15/12/2006

Uma Catedral na Planície - história 40 do Anoitecer ao Tom Dela

1
A planície não permitia supor qualquer coisa tão alta e tão humana como uma catedral. E no entanto havia uma catedral na planície. Não existia qualquer casario em volta. Era uma vez uma planície. Era uma vez uma catedral.

2
Os especialistas não conseguem concordar uns com os outros. Uns – dizem que a catedral foi mesquita. Outros – que a catedral foi sempre sé. Eu não sou especialista, mas sei a história – até porque a escrevi.

3
Antes de haver catedral, havia a planície. Era um ermo total totalmente enxuto pela fricção dos ventos mais cansados do hemisfério. Os ventos volteavam a dura erva silvestre. As pedras voltavam a cabeça. A Lua acamava-se em banha argêntea. E o Sol torrava de frio aquela solidão toda.

4
Antes de haver catedral, houve casebre. Dentro do casebre, a mulher extirpava açúcar e álcool às bagas espontâneas da terra. Fora do casebre, o homem pastoreava os outros filhos de Deus – cabras, ovelhas, cães e corvos. Corvos, cães, ovelhas, cabras e pastor diziam do silêncio palavra alguma.

5
Um dia, a mulher ficou muito doente. Deixou de falar. O homem pegou nela em peso, deitou-a na cama e saiu de casa. Depois, começou a acumular pedras para a catedral.

6
Quando a noite chegava, o homem fervia leite e dava-o, colher a colher, à boca da silenciosa. Enquanto a alimentava, ia-lhe contando da construção. O homem reconhecia que se tratava de uma obra tosca. “Mas vai ficar como deve ser” – garantia ele com os olhos fixos nos outros olhos baços.

7
Chegou a manhã em que só faltava, lá no topo, colocar a cruz. Havia um brilho duro nos olhos do homem. Também havia muito cansaço no corpo dele. Quem já construiu sozinho uma catedral, sabe do que estou a falar.

8
O homem colocou a cruz no topo da catedral, desceu, afastou-se uma centena de metros e contemplou o trabalho – era uma catedral devotada aos deuses da solidão. Os corvos foram os primeiros fiéis, lá em cima, adejando como tinta permanente num caderno branco.

9
Em casa, o homem encontrou ninguém. A cama vazia ampliava o desamparo do construtor. Sentou-se à mesa, bebeu leite e acendeu o lume. Quando as chamas subiram, pegou num toro e incendiou sem pressa e com método os quatro cantos do casebre.

10
A planície está viva de ventos corredores. Os descendentes das cabras, das ovelhas, dos cães e dos corvos habitam a catedral. De vez em quando, uma excursão de japoneses vem fotografar a obra do homem que, como um deus apeado, me deu esta história – pedra sobre pedra.

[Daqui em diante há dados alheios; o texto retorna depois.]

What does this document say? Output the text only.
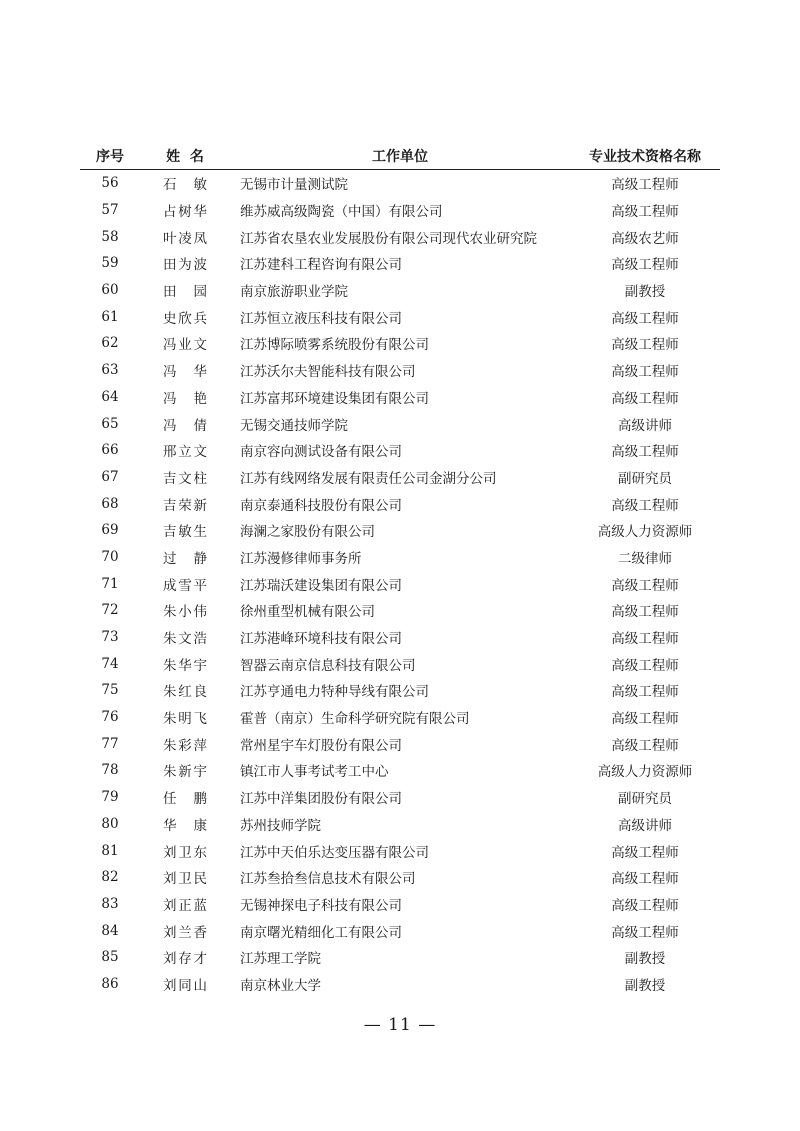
序号	姓  名	工作单位	专业技术资格名称
56	石 敏	无锡市计量测试院	高级工程师
57	占树华	维苏威高级陶瓷（中国）有限公司	高级工程师
58	叶凌凤	江苏省农垦农业发展股份有限公司现代农业研究院	高级农艺师
59	田为波	江苏建科工程咨询有限公司	高级工程师
60	田 园	南京旅游职业学院	副教授
61	史欣兵	江苏恒立液压科技有限公司	高级工程师
62	冯业文	江苏博际喷雾系统股份有限公司	高级工程师
63	冯 华	江苏沃尔夫智能科技有限公司	高级工程师
64	冯 艳	江苏富邦环境建设集团有限公司	高级工程师
65	冯 倩	无锡交通技师学院	高级讲师
66	邢立文	南京容向测试设备有限公司	高级工程师
67	吉文柱	江苏有线网络发展有限责任公司金湖分公司	副研究员
68	吉荣新	南京泰通科技股份有限公司	高级工程师
69	吉敏生	海澜之家股份有限公司	高级人力资源师
70	过 静	江苏漫修律师事务所	二级律师
71	成雪平	江苏瑞沃建设集团有限公司	高级工程师
72	朱小伟	徐州重型机械有限公司	高级工程师
73	朱文浩	江苏港峰环境科技有限公司	高级工程师
74	朱华宇	智器云南京信息科技有限公司	高级工程师
75	朱红良	江苏亨通电力特种导线有限公司	高级工程师
76	朱明飞	霍普（南京）生命科学研究院有限公司	高级工程师
77	朱彩萍	常州星宇车灯股份有限公司	高级工程师
78	朱新宇	镇江市人事考试考工中心	高级人力资源师
79	任 鹏	江苏中洋集团股份有限公司	副研究员
80	华 康	苏州技师学院	高级讲师
81	刘卫东	江苏中天伯乐达变压器有限公司	高级工程师
82	刘卫民	江苏叁拾叁信息技术有限公司	高级工程师
83	刘正蓝	无锡神探电子科技有限公司	高级工程师
84	刘兰香	南京曙光精细化工有限公司	高级工程师
85	刘存才	江苏理工学院	副教授
86	刘同山	南京林业大学	副教授
— 11 —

Caramulo, noites de 8 e 9 de Dezembro de 2006

2 comentários:

Daniel Abrunheiro disse...

jura

Manuel da Mata disse...

Prefiro as góticas às barrocas; todavia, amo todas as catedrais!
Eu sei quão difícil é construir catedrais.
E até e/ou sobretudo poemas!...
Um abraço, ó rouxinol agora menos presente!